Yes. The review authors included the selection criteria to identify relevant sources for their study. They described the types of study designs that were excluded from the review. They did not include nap studies with descriptive or correlational designs. They incorporated reports of original experimental and quasi-experimental research.
- Did the review authors use a comprehensive literature search strategy?
The review fits the criteria for a partial yes. They searched at least two databases, provided a search strategy, and justified publication restrictions. They used “a literature search using the Medline, PsychInfo, CINAHL, Cochrane Library, and Health and Safety Science Abstracts databases and included English-language quasi-experimental and experimental studies” (Ruggiero & Redeker, 2014, p. 3). They revealed their comprehensive search strategy.
- Did the review authors perform study selection in duplicate?
Yes. The study includes the consensus or agreement between the reviewers regarding how to select eligible studies for inclusion. Therefore, the response to this question is Yes. They retrieved 2,775 abstracts collaboratively.
- Did the review authors perform data extraction in duplicate?
Yes. The reviewers agreed on the data to extract from the selected sources. They collaboratively agreed on the type of data to extract from the selected sources.
- Did the review authors provide a list of excluded studies and justify the exclusions?
Yes. The reviewers provided the list of excluded studies and gave a justification for the same. They retrieved 2,775 abstracts and eliminated duplicates and those that had the term nap abbreviated. They excluded others based on the study designs. After eliminating all ineligible studies, they were left with 13 studies to review.
- Did the review authors describe the included studies in adequate detail?

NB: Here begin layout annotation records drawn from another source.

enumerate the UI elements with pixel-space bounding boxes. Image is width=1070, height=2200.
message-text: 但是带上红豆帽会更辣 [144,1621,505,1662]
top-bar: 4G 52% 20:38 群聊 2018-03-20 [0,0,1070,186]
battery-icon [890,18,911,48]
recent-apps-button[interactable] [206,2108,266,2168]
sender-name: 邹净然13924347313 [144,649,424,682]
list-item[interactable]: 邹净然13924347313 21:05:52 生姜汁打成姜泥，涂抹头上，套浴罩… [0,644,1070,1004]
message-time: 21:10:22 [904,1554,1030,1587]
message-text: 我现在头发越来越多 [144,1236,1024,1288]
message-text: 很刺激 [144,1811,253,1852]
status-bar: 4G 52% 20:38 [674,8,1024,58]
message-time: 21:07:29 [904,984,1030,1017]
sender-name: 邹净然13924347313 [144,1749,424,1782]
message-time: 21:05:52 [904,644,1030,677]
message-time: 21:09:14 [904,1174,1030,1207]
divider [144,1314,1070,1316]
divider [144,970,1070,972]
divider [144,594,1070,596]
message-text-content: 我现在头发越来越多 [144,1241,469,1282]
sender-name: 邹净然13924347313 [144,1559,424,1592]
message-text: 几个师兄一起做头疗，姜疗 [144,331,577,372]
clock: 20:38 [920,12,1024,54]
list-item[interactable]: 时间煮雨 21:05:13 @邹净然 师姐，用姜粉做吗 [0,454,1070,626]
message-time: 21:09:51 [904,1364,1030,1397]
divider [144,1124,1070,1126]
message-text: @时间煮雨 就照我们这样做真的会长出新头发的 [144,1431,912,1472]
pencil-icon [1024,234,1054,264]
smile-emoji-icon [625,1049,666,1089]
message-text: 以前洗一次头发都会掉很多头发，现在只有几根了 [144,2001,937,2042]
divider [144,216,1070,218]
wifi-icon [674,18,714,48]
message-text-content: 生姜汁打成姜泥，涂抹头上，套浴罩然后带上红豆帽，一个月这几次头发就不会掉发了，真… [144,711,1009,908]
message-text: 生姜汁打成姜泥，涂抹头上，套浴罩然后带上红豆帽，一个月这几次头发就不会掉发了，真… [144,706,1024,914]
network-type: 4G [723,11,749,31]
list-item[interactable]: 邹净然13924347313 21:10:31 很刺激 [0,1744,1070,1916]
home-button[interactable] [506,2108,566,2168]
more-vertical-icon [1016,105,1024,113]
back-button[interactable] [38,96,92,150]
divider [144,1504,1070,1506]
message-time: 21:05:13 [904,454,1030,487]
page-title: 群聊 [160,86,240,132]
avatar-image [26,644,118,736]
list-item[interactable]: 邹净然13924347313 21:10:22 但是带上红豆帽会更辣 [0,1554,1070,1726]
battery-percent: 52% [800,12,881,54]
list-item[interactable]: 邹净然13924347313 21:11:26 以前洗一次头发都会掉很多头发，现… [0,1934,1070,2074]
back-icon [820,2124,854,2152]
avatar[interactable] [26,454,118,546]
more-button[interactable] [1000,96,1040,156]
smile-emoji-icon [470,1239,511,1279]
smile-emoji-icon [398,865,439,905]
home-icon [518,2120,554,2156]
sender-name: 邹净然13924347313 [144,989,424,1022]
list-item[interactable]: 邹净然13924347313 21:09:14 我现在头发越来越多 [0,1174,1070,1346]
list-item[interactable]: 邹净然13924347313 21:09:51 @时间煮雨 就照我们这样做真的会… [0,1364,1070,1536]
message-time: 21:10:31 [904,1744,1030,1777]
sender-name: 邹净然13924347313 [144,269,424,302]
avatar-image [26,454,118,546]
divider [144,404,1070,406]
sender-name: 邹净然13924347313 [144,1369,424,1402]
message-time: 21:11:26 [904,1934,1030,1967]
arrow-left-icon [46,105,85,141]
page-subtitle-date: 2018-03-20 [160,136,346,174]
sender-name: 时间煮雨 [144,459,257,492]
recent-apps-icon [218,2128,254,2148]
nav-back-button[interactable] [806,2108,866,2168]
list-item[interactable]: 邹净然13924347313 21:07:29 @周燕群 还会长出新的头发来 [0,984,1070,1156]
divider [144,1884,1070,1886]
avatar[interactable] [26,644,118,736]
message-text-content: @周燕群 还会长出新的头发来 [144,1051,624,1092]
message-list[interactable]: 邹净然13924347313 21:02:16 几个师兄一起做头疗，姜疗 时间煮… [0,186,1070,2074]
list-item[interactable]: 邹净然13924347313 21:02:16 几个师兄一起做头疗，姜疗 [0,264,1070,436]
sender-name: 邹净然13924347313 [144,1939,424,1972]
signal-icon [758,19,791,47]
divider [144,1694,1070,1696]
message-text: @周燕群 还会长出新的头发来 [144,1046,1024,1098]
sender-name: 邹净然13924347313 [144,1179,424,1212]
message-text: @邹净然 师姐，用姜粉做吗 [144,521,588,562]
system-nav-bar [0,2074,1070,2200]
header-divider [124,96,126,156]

Partially, yes. The reviewers included the following information about all the reviewed studies: the setting of the study, the sample, the outcome measures, the intervention, and the research design. They included the information for each of the 13 studies reviewed.
- Did the review authors use a satisfactory technique for assessing the risk of bias (RoB) in individual studies that were included in the review?
Partially, yes. The reviewers did not explicitly deal with the risk of bias in the selected studies. However, they covered various aspects of the selected studies, such as the blinding of participants and assessors during the outcome assessment. They also included random allocation to intervention and control groups.
- Did the review authors report on the sources of funding for the studies included in the review?
No, the reviewers did not include any information to indicate that they reported the sources of funding for studies included in the review. Besides, there is no indication that the information was searched but not reported.
- Did the review authors report any potential sources of conflict of interest, including any funding they received for conducting the review?
No. the reviewers did not include any information to suggest a conflict of interest, such as regarding the source of funding for their study. It does not include any mechanism for managing such conflicts of interest.